Stefan Sidl would like to clarify some misinformation about wood heating — which he says isn’t a bad thing.
If the process is conducted properly, and energy is used rather then sent to a chimney, he says wood-fuelled heating is efficient and less polluting than the public is led to believe.
“When we burn wood correctly, it can be very beneficial,” said Sidl, who, along with his son Carl, custom builds masonry heaters. “It’s like electricity. It’s the same as when you heat. If you don’t burn wood constantly in the wood stove, you get cold. With mason heat, it extracts the heat and stores it in the masonry. It’s similar to hydronic floor heating.
“You can burn things and still be environmentally friendly — much more friendly than gas and oil,” he added. “With a normal wood stove you continuously have to feed it.”
Father and son build Austrian masonry heating systems and wood fire bake ovens at their Forbidden Plateau Road property. They import refractory brick from Austria — Stefan’s homeland.
“The bricks here in North America are reflective,” Carl said. “They won’t take in heat, they just bounce it back.”
Each heater is different. Once they calculate the amount of wood to be combusted on a 12-hour cycle, for instance, and the length of channels, they can build a heater to any configuration. A stove could be two storeys, or one metre tall and five metres wide.
Carl says the average price is $14,000.
While the lifetime of a cast iron stove might be 30 years, Stefan said mason stoves will last 80 or 90 years “because there’s no movement, nothing. It’s all natural material.
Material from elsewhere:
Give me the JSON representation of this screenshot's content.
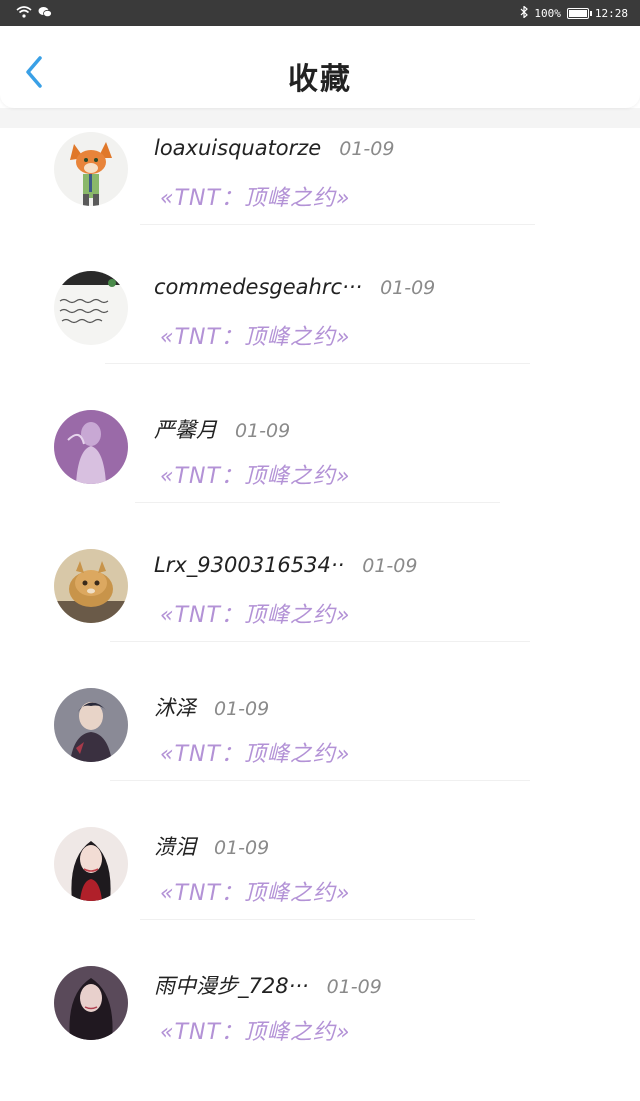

There’s no metal involved.”
Carl learned the trade in Nova Scotia from an Austrian stove builder. He has since worked with numerous stove builders in Austria and northern Italy.
The process is based on physics. Heating systems use a series of internal channels to extract heat from burning wood. Energy is then released into a home or workshop in the form of long-lasting heat.
The concept is not a new one. The ancient Romans used masonry heating to heat bathrooms and houses.
“In Europe it’s widely used,” Stefan said. “They’re building more mason stoves now than the last 10 years, because people want to get independent of gas and oil.”
He notes the United States is a bit ahead of Canada in terms of masonry heating.